Alhaji Inusah Fuseini is a Deputy Energy Minister
An Energy Economist, Mohammed Ameen Adam has accused a Deputy Energy Minister, Alhaji Inusah Fuseini of being economical with the truth concerning power generation expansion projects across the country.
Ghana has been bedeviled with inconsistent power supply as the West African Gas Pipeline suffered damage to some of its pipes resulting in a load shedding exercise across the country.
Alhaji Fuseini at a press briefing on Friday stated that the Kufuor–led administration didn’t add a single capacity of power during their eight-year term in government contrary to the New Patriotic Party’s presidential candidate, Nana Akufo-Addo’s statement that some 516 megawatts of power was added by the end of his party’s administration.
Speaking on the Citi Eyewitness News
on Friday, Mr. Adam stated that the NPP government had the most “comprehensive generation expansion programme in Ghana ever after Nkrumah [President Kwame Nkrumah] built Akosombo.”

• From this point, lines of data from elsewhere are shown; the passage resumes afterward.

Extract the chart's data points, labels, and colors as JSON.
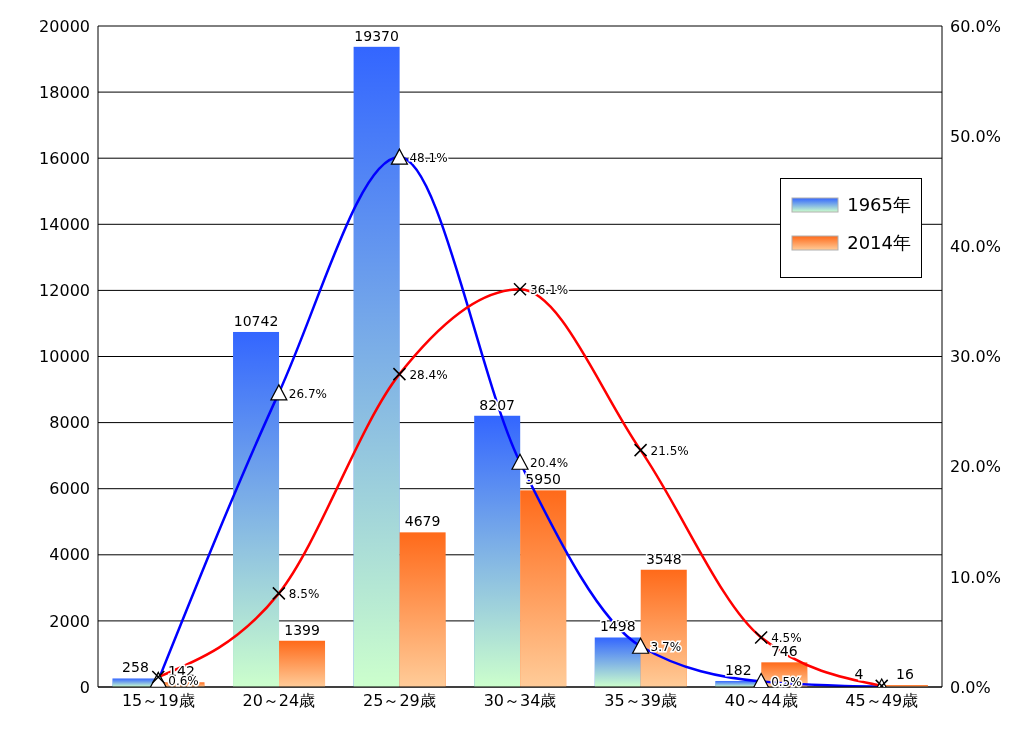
{
  "chart_data": {
    "type": "bar",
    "categories": [
      "15～19歳",
      "20～24歳",
      "25～29歳",
      "30～34歳",
      "35～39歳",
      "40～44歳",
      "45～49歳"
    ],
    "series": [
      {
        "name": "1965年",
        "color": "#3366ff",
        "values": [
          258,
          10742,
          19370,
          8207,
          1498,
          182,
          4
        ]
      },
      {
        "name": "2014年",
        "color": "#ff6a1a",
        "values": [
          142,
          1399,
          4679,
          5950,
          3548,
          746,
          16
        ]
      },
      {
        "type": "line",
        "axis": "y2",
        "color": "#0000ff",
        "marker": "triangle",
        "values": [
          0.6,
          26.7,
          48.1,
          20.4,
          3.7,
          0.5,
          0.0
        ],
        "value_labels": [
          "0.6%",
          "26.7%",
          "48.1%",
          "20.4%",
          "3.7%",
          "0.5%",
          null
        ]
      },
      {
        "type": "line",
        "axis": "y2",
        "color": "#ff0000",
        "marker": "cross",
        "values": [
          0.9,
          8.5,
          28.4,
          36.1,
          21.5,
          4.5,
          0.1
        ],
        "value_labels": [
          null,
          "8.5%",
          "28.4%",
          "36.1%",
          "21.5%",
          "4.5%",
          null
        ]
      }
    ],
    "ylim": [
      0,
      20000
    ],
    "yticks": [
      0,
      2000,
      4000,
      6000,
      8000,
      10000,
      12000,
      14000,
      16000,
      18000,
      20000
    ],
    "y2lim": [
      0,
      60
    ],
    "y2ticks": [
      {
        "value": 0,
        "label": "0.0%"
      },
      {
        "value": 10,
        "label": "10.0%"
      },
      {
        "value": 20,
        "label": "20.0%"
      },
      {
        "value": 30,
        "label": "30.0%"
      },
      {
        "value": 40,
        "label": "40.0%"
      },
      {
        "value": 50,
        "label": "50.0%"
      },
      {
        "value": 60,
        "label": "60.0%"
      }
    ],
    "grid": "y",
    "legend": "right",
    "data_labels": true
  }
}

He explained saying, “there were two plants; 126 megawatts of emergency power plants which were installed by the NPP during the power crisis of 2006/2007. So for this reason if the Honourable Minister is saying no single megawatt was added, I think that he was very economical with the truth.”

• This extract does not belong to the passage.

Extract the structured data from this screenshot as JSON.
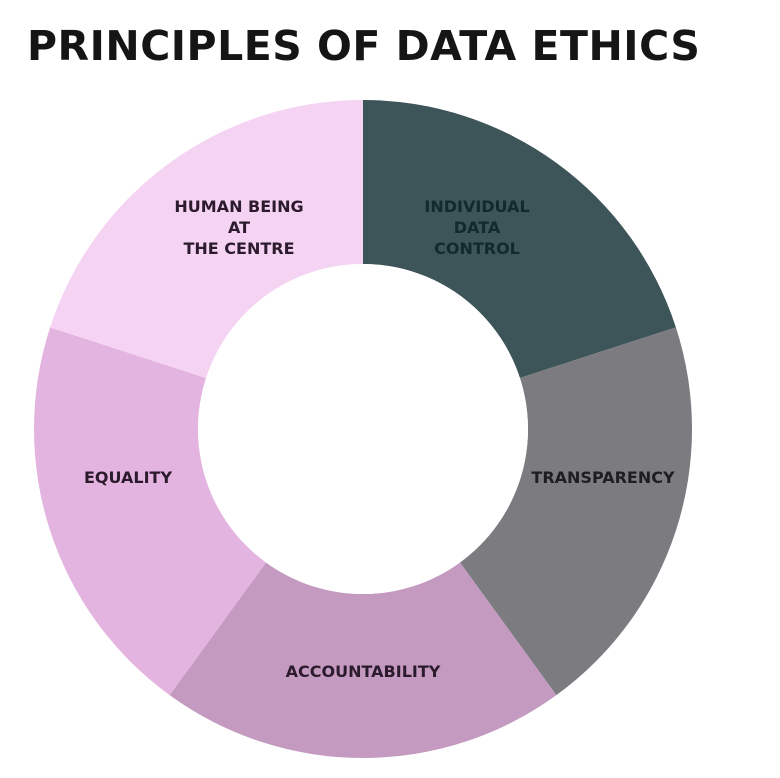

“There is another plant in Tema we call Tema Thermal Plan (1) which is also with an installed capacity of 126 megawatts. By the time the NPP left government, by the end of 2008, the plant was completed and on trail operation test. It was fully completed and funded by the government. On the basis of this second plant, I think that Inusah was not truthful,” he added.
Mr. Adam further revealed that there were other private initiatives which were facilitated by the NPP government such as the Asogli Thermal Plan and the Mine reserve plant.
He therefore advised the Deputy Energy Minster to tell the truth the people of Ghana.
But in response to these accusations and revelations, Alhaji Fuseini clarified that the Mr. Adams references are “emergency power plants. Are emergency power plants part of the installed capacity of this country? No. Infact if emergency power plants were part of the installed capacity of this country, Ghana would have had more than 10,000 megawatts because many homes, towns, industries and businesses have standby generators to power their industries and businesses but they are never counted as part of the installed capacity.”